Er hält nichts von Untergangsszenarien à la ‚Deutschland schafft sich ab‘. „Wir leben in Deutschland in paradiesischen Zuständen“, sagte am vergangenen Dienstag Prof. Dr. Thomas Straubhaar bei der Vorstellung seines neuen Buchs Der Untergang ist abgesagt: Wider die Mythen des demografischen Wandels im Münchner Literaturhaus. Der Inhaber des Lehrstuhls für Internationale Wirtschaftsbeziehungen an der Universität Hamburg hat im Gespräch mit SZ-Wirtschaftsjournalist Nikolaus Piper einige Ideen parat, um den Herausforderungen des demografischen Wandels zu begegnen.
So schlägt Thomas Straubhaar zum Beispiel vor, in alternden Gesellschaften Kindern das Wahlrecht einzuräumen und treuhänderisch auf deren Eltern zu übertragen. So finden die Interessen der Jungen Berücksichtigung, selbst wenn die Mehrheit der Bevölkerung jenseits der 50 ist.
Auch eine Verlängerung der Lebensarbeitszeit ist für den eloquenten Schweizer mit deutscher Staatsbürgerschaft kein Tabu. Die statistische Lebenserwartung steig im Moment alle 10 Jahre um ein Jahr an. Deshalb sollte sich der Renteneintritt entsprechend um die Hälfte der gewonnenen Lebenszeit – also sechs Monate – nach hinten verschieben. Schweden ist dafür ein gutes Beispiel. Überhaupt sei unser aktuelles Rentenmodell grundsätzlich zu hinterfragen, denn es stammt aus einer völlig anderen Zeit mit ganz anderen gesellschaftlichen Gegebenheiten. Ein Wechsel von der beitragsfinanzierten zur steuerfinanzierten Rente könnte eine Möglichkeit sein.
1 bis 3 Mio. Zuwanderer sind bei 81 Millionen Deutschen kein Problem
Was die Zuwanderung angeht, so hält Thomas Straubhaar deren prognostizierte Folgen in beide Richtungen für total überzogen. Weder löst Zuwanderung unser Rentenproblem, noch den Facharbeitermangel. Dass zuviel Diversität zum Zerfall einer Gesellschaft führen kann, bestreitet er nicht. Aber: „Wir haben so ein tolles Grundgesetz, das unser Zusammenleben regelt. Alle, die dessen Regeln respektieren, sollen das Recht haben, zu Deutschland zu gehören.“
Wichtig für die Integration der Zuwanderer seien Investitionen in unser Ausbildungssystem, hier müsse der Staat viel Geld in die Hand nehmen. Denn Prävention ist immer billiger als die nachträgliche Korrektur von Fehlern.

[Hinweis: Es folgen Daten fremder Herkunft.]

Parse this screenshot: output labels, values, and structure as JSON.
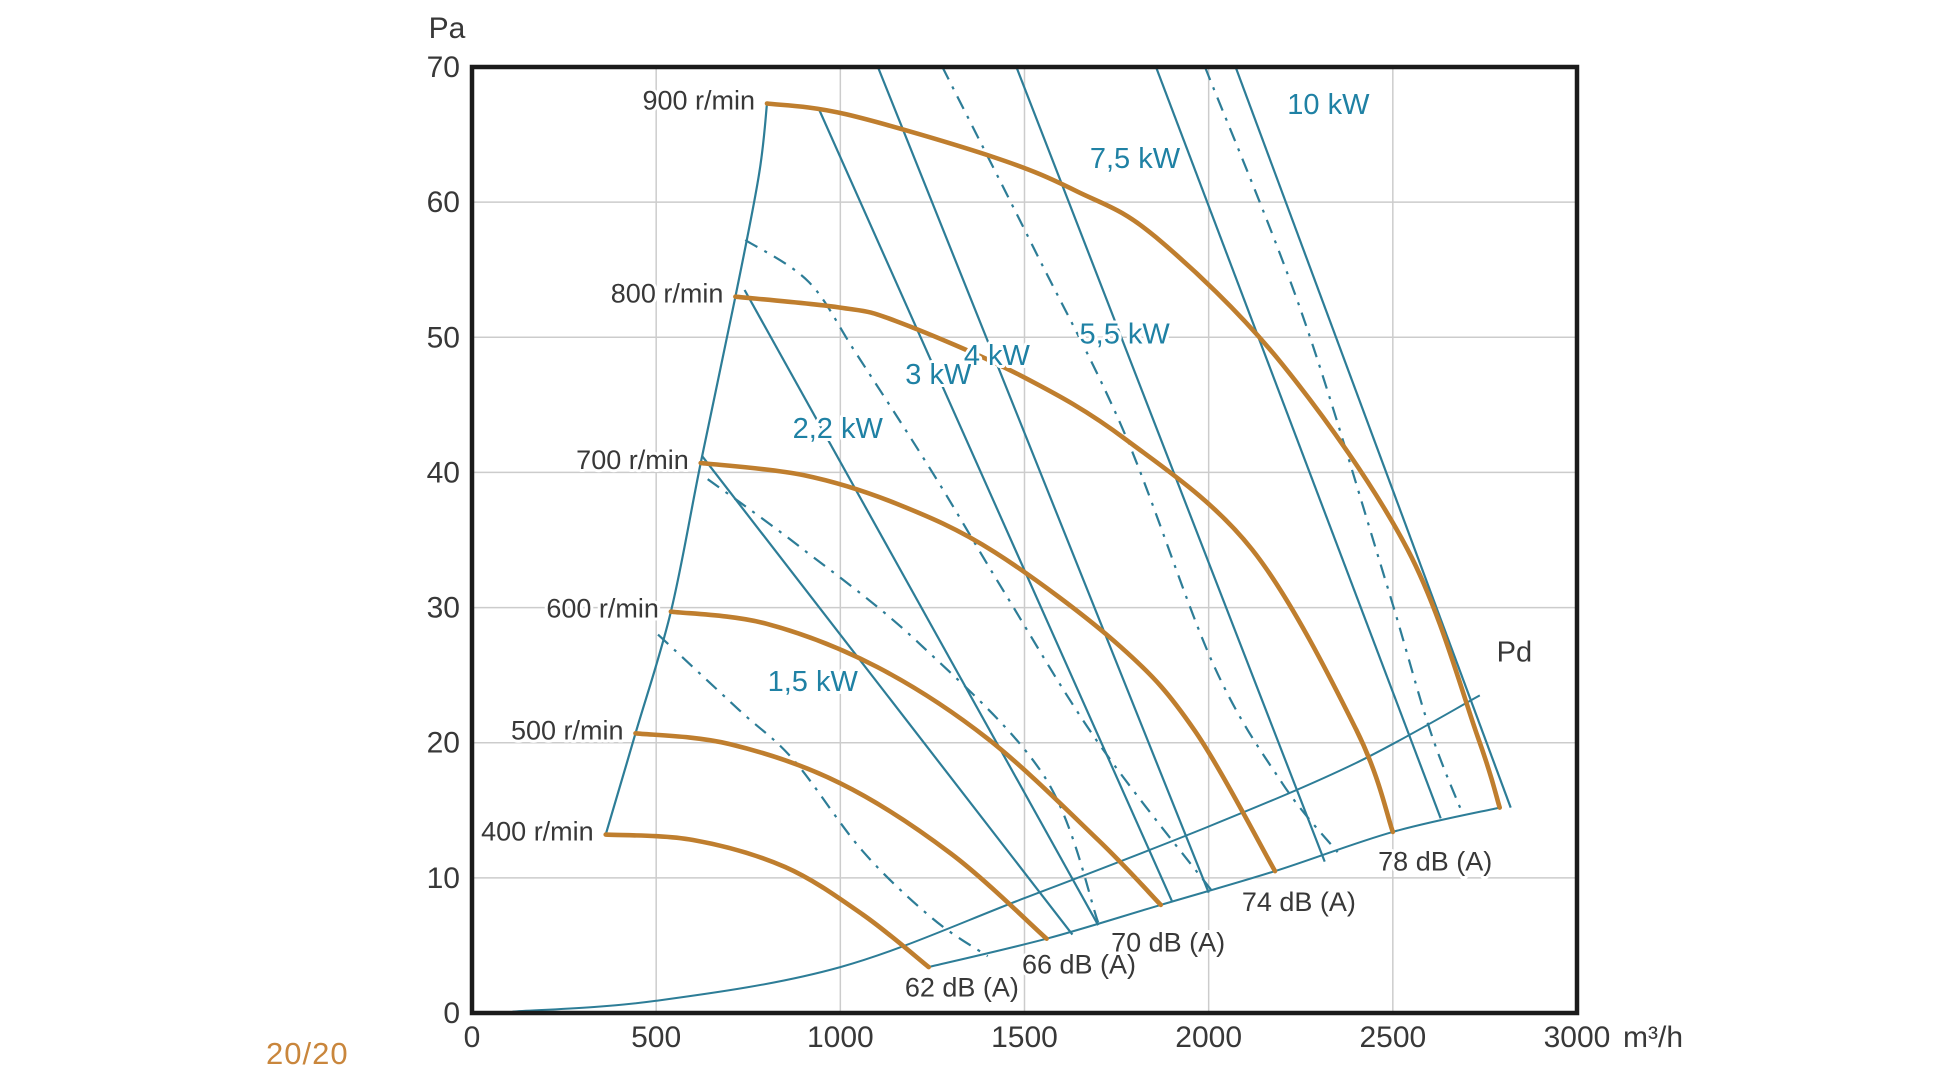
{
  "page": {
    "footer_label": "20/20",
    "footer_color": "#c9863c"
  },
  "chart_data": {
    "type": "line",
    "xlabel": "m³/h",
    "ylabel": "Pa",
    "xlim": [
      0,
      3000
    ],
    "ylim": [
      0,
      70
    ],
    "x_ticks": [
      0,
      500,
      1000,
      1500,
      2000,
      2500,
      3000
    ],
    "y_ticks": [
      0,
      10,
      20,
      30,
      40,
      50,
      60,
      70
    ],
    "grid": true,
    "legend_position": "none",
    "colors": {
      "fan_curve": "#bf7e2e",
      "teal_line": "#2d7d97",
      "teal_text": "#1f81a4",
      "grid": "#cccccc",
      "frame": "#1b1b1b",
      "text": "#383838"
    },
    "fan_curves": [
      {
        "label": "400 r/min",
        "rpm": 400,
        "points": [
          [
            363,
            13.2
          ],
          [
            600,
            12.8
          ],
          [
            850,
            10.8
          ],
          [
            1060,
            7.3
          ],
          [
            1240,
            3.4
          ]
        ]
      },
      {
        "label": "500 r/min",
        "rpm": 500,
        "points": [
          [
            444,
            20.7
          ],
          [
            700,
            19.9
          ],
          [
            1000,
            17.0
          ],
          [
            1300,
            11.8
          ],
          [
            1560,
            5.5
          ]
        ]
      },
      {
        "label": "600 r/min",
        "rpm": 600,
        "points": [
          [
            540,
            29.7
          ],
          [
            800,
            28.8
          ],
          [
            1100,
            25.6
          ],
          [
            1400,
            20.3
          ],
          [
            1700,
            12.8
          ],
          [
            1870,
            8.0
          ]
        ]
      },
      {
        "label": "700 r/min",
        "rpm": 700,
        "points": [
          [
            621,
            40.7
          ],
          [
            900,
            39.8
          ],
          [
            1151,
            37.7
          ],
          [
            1419,
            34.1
          ],
          [
            1761,
            27.1
          ],
          [
            1962,
            20.9
          ],
          [
            2180,
            10.5
          ]
        ]
      },
      {
        "label": "800 r/min",
        "rpm": 800,
        "points": [
          [
            715,
            53.0
          ],
          [
            1000,
            52.2
          ],
          [
            1151,
            51.2
          ],
          [
            1487,
            47.2
          ],
          [
            1777,
            42.4
          ],
          [
            2118,
            34.3
          ],
          [
            2400,
            21.0
          ],
          [
            2500,
            13.4
          ]
        ]
      },
      {
        "label": "900 r/min",
        "rpm": 900,
        "points": [
          [
            801,
            67.3
          ],
          [
            1016,
            66.5
          ],
          [
            1419,
            63.3
          ],
          [
            1642,
            60.8
          ],
          [
            1857,
            57.4
          ],
          [
            2200,
            48.0
          ],
          [
            2540,
            34.3
          ],
          [
            2731,
            20.4
          ],
          [
            2790,
            15.2
          ]
        ]
      }
    ],
    "power_lines": [
      {
        "label": "1,5 kW",
        "kw": 1.5,
        "points": [
          [
            625,
            41.2
          ],
          [
            1630,
            5.8
          ]
        ],
        "label_pos": [
          925,
          24.5
        ]
      },
      {
        "label": "2,2 kW",
        "kw": 2.2,
        "points": [
          [
            740,
            53.5
          ],
          [
            1700,
            6.5
          ]
        ],
        "label_pos": [
          993,
          43.2
        ]
      },
      {
        "label": "3 kW",
        "kw": 3,
        "points": [
          [
            940,
            67.0
          ],
          [
            1900,
            8.3
          ]
        ],
        "label_pos": [
          1266,
          47.2
        ]
      },
      {
        "label": "4 kW",
        "kw": 4,
        "points": [
          [
            1102,
            70.0
          ],
          [
            2000,
            8.9
          ]
        ],
        "label_pos": [
          1425,
          48.6
        ]
      },
      {
        "label": "5,5 kW",
        "kw": 5.5,
        "points": [
          [
            1478,
            70.0
          ],
          [
            2315,
            11.2
          ]
        ],
        "label_pos": [
          1772,
          50.2
        ]
      },
      {
        "label": "7,5 kW",
        "kw": 7.5,
        "points": [
          [
            1857,
            70.0
          ],
          [
            2630,
            14.4
          ]
        ],
        "label_pos": [
          1800,
          63.2
        ]
      },
      {
        "label": "10 kW",
        "kw": 10,
        "points": [
          [
            2073,
            70.0
          ],
          [
            2820,
            15.2
          ]
        ],
        "label_pos": [
          2325,
          67.2
        ]
      }
    ],
    "noise_curves": [
      {
        "label": "62 dB (A)",
        "db": 62,
        "points": [
          [
            505,
            28.0
          ],
          [
            726,
            22.4
          ],
          [
            874,
            18.7
          ],
          [
            1060,
            12.0
          ],
          [
            1250,
            7.0
          ],
          [
            1400,
            4.2
          ]
        ],
        "label_pos": [
          1330,
          1.9
        ]
      },
      {
        "label": "66 dB (A)",
        "db": 66,
        "points": [
          [
            640,
            39.5
          ],
          [
            890,
            34.5
          ],
          [
            1212,
            27.4
          ],
          [
            1554,
            17.5
          ],
          [
            1700,
            6.7
          ]
        ],
        "label_pos": [
          1648,
          3.6
        ]
      },
      {
        "label": "70 dB (A)",
        "db": 70,
        "points": [
          [
            742,
            57.2
          ],
          [
            914,
            54.1
          ],
          [
            1043,
            48.8
          ],
          [
            1250,
            40.0
          ],
          [
            1446,
            31.1
          ],
          [
            1700,
            20.0
          ],
          [
            2010,
            9.0
          ]
        ],
        "label_pos": [
          1890,
          5.2
        ]
      },
      {
        "label": "74 dB (A)",
        "db": 74,
        "points": [
          [
            1277,
            70.0
          ],
          [
            1527,
            56.5
          ],
          [
            1770,
            43.0
          ],
          [
            2011,
            25.9
          ],
          [
            2200,
            17.0
          ],
          [
            2350,
            11.9
          ]
        ],
        "label_pos": [
          2245,
          8.2
        ]
      },
      {
        "label": "78 dB (A)",
        "db": 78,
        "points": [
          [
            1990,
            70.0
          ],
          [
            2250,
            52.0
          ],
          [
            2480,
            32.0
          ],
          [
            2600,
            21.0
          ],
          [
            2690,
            14.7
          ]
        ],
        "label_pos": [
          2615,
          11.2
        ]
      }
    ],
    "surge_line": {
      "points": [
        [
          363,
          13.2
        ],
        [
          444,
          20.7
        ],
        [
          540,
          29.7
        ],
        [
          621,
          40.7
        ],
        [
          715,
          53.0
        ],
        [
          779,
          62.0
        ],
        [
          801,
          67.3
        ]
      ]
    },
    "envelope_line": {
      "points": [
        [
          1240,
          3.4
        ],
        [
          1560,
          5.5
        ],
        [
          1870,
          8.0
        ],
        [
          2180,
          10.5
        ],
        [
          2500,
          13.4
        ],
        [
          2790,
          15.2
        ]
      ]
    },
    "pd_curve": {
      "label": "Pd",
      "points": [
        [
          110,
          0.1
        ],
        [
          500,
          0.9
        ],
        [
          1000,
          3.4
        ],
        [
          1500,
          8.5
        ],
        [
          2000,
          13.8
        ],
        [
          2400,
          18.5
        ],
        [
          2736,
          23.5
        ]
      ],
      "label_pos": [
        2830,
        26.0
      ]
    }
  }
}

Vom Moderator nach seinem persönlichen Drei-Punkte-Programm zum Thema demographischer Wandel gefragt, nennt Thomas Straubhaar:
- Dampf aus der Diskussion nehmen! Denn die Angst vor dem demographischen Wandel ist das eigentliche Problem, nicht der Wandel an sich.
- Zuwanderung ist nicht DIE Schicksalsfrage, es gibt andere wichtige Themen wie zum Beispiel die Digitalisierung oder die wachsende Vielfalt in unserer Gesellschaft (Alte versus Junge, Gesunde versus Kranke etc.).
- Es gibt keine einfachen Lösungen für komplexe Fragen. Der Mensch ist in der Lage, auf unglaubliche Weise auf Veränderungen zu reagieren. Deswegen sollte man das Feld nicht denjenigen überlassen, die glauben, die einzig richtige Lösung zu haben.
Mein persönliches Fazit: Ein sehr interessanter Abend mit einem ausgesprochen differenziert argumentierenden Redner, der Mut macht und Optimismus verbreitet.